None of that matters. Although it’s fair to say that the Golf is now struggling to maintain its aura as a quality car for the masses – the Mk8 came near the bottom of the family car class in a well-known reliability survey, and VW finished in the bottom third of manufacturers – the name certainly hasn’t held the car back, and half a century’s worth of thoughtful evolution means that the current Mk8 GTI also remains entirely relevant.
PH’s own Nic C described it as the scatter cushion of cars, designed to be chucked anywhere to pleasing effect. As a used car, it will do a fine job for anyone needing a practical 5-door hatch that’s quick but not manic. That can be an important distinction. Keeping a low profile has always been part of the Golf proposition. Not everyone wants shouty graphics or overblown body kits on their performance cars.
Irrespective of the model, Volkswagen has always known how to charge for the Golf experience. At launch, even the lower-rated GTI was nearly £3,000 more than the 60hp more powerful Honda Civic Type R. The price gap between that GTI and the Renaultsport Megane RS300 was even wider. Proving some sort of superiority against either of those would be hard. It would be less hard in the Clubsport, but then again some of us shallower types might think that it wasn’t sufficiently attention-grabbing for its £37k asking price.
The Clubsport was the best Golf GTI but it wasn’t the best hot hatch. To give it more ammo in that firefight Litchfield did a stage 2 400bhp/390lb ft Clubsport in 2023. Although it was hugely quick on the right track (i.e. not a wet one) it cost just under £4,000 for the under-bonnet gear and just over £3,000 for the optional adjustable Nitron suspension. You could be well over £45k by the time you’d finished and still possibly wondering what that sort of investment might have given you in the Honda.

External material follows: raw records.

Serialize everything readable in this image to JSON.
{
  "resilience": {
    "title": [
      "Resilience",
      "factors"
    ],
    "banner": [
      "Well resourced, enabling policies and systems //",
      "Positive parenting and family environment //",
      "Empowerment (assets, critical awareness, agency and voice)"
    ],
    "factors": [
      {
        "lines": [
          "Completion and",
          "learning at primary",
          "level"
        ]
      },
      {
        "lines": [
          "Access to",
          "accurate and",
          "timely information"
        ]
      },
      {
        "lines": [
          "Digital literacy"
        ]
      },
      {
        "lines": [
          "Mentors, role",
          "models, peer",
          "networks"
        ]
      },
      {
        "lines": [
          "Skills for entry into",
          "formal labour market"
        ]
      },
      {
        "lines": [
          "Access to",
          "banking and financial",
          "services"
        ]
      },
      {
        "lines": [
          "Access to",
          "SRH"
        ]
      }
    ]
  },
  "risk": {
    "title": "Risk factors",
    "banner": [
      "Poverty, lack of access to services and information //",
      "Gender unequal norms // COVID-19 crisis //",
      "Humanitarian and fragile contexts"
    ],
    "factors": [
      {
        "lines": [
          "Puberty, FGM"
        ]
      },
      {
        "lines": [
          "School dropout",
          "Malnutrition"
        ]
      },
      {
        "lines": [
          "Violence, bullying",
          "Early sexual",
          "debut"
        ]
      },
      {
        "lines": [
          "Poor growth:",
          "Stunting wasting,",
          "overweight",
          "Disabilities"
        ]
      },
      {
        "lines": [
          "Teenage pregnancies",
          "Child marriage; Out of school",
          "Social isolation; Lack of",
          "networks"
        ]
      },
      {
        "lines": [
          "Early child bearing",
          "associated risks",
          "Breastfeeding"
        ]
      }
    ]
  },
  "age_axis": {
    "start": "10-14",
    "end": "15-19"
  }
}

The problems with driver aid and comfort electronics that we’ve highlighted here seem to be part of a tiresome industry-wide trend. Some owners who got so fed up with their GTIs that they were thinking of starting rejection claims were offered compensatory lump-sum rebates on their lease costs. Quite a few preferred compo to rejection because they liked the core vehicle so much, which makes it such a shame that good cars can be blighted in this way. It would be interesting to know where the car companies are sourcing their electronics. In the meantime, we’ll just make our usual suggestion of making sure that the battery is in tip-top nick at all times as even a small dropoff in condition can trigger all sorts of nonsense.
DSG-transmission GTIs outnumber the manuals on the used market by a factor of around 20 to 1. The most affordable DSG on PH Classifieds in February 2024 was this red 2020 car with 68,000 miles at £18,998 but for an extra £1,000 you get could get a pretty much identical car but with less than half the mileage. There’s a lot of choice in the sub-£25k bracket, including this 8,000-miler at £23,700.
The cheapest Clubsport on PH Classifieds was this 25,000-mile car at £27,470. If, for you, it’s a manual or nothing, the cheapest three-pedal car on PH as of the end of February ’24 was this 2021 example with just over 30,000 miles on it at £25,995. There were a couple of zero-miles manuals on PH too, at very close to £40k each.